While contractually obligated to build four lanes of Muller Parkway north of Monterra, builder Mike Pegram appears to be betting that he can get Douglas County commissioners to settle for two.
Last week, commissioners voted to issue a notice of breach of the development agreement that allowed construction of Monterra.
Driving the action was the county’s intention to begin work on a two-lane section of the parkway that crosses Park Ranch holdings property.
The agreement predates Pegram’s ownership of the property and was designed to get the portion of the road from Highway 395 to the Park property line.
The section that runs north of Monterra would cost $3.7 million to build, according to the county.

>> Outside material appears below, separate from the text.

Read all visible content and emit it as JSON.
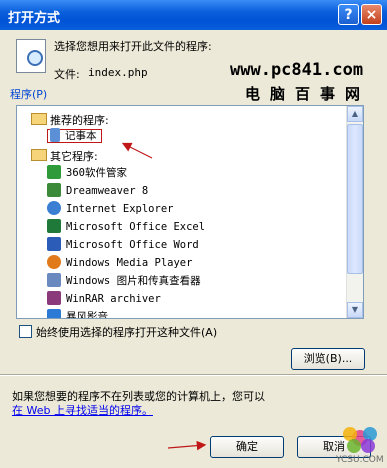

Pegram Attorney Sev Carlson said Pegram’s main issue is whether he has to build two or four lanes.
“It doesn’t make sense to require four lanes on Muller at this time,” Carlson said. “I think we’re in a spot where we can work out a compromise that achieves the county’s and Pegram’s short-term goals.”
Carlson said he’s not admitting there is a breach.
In 2018, the owners of the properties along Muller sought a deal with the county where they would build two lanes of the road within six years. That proposal was rejected by a majority of the county commission.
County commissioner Danny Tarkanian urged county staff to work out a deal on the project.
Even if the county negotiates a deal with Pegram and completes the northern end to Buckeye, there are still segments that remain unbuilt.
Envisioned as an alternate route around Minden and Gardnerville more than 30 years ago, progress on completing the road has been slow.
The most recent section between Pinenut Road and Grant Avenue has been done since 2014. A short segment by Stodick Estates south of Toler awaits connection by the developer of a large project north of the Gardnerville Walmart.
There is another segment on the north side of Toler that has yet to be built, but is part of the larger Park project, approved in 2019 that solidified the parkway’s right of way.
Even when it is done, Muller Lane Parkway won’t be a true bypass around the towns, since truck traffic will continue to use Highway 395. There is also a question about what the Nevada Department of Transportation will do with the intersection at Highway 395 and Muller north of Minden.
Once done, the parkway will align with 100-year-old Muller Lane, which was originally built to connect the Valley to old Kingsbury Grade.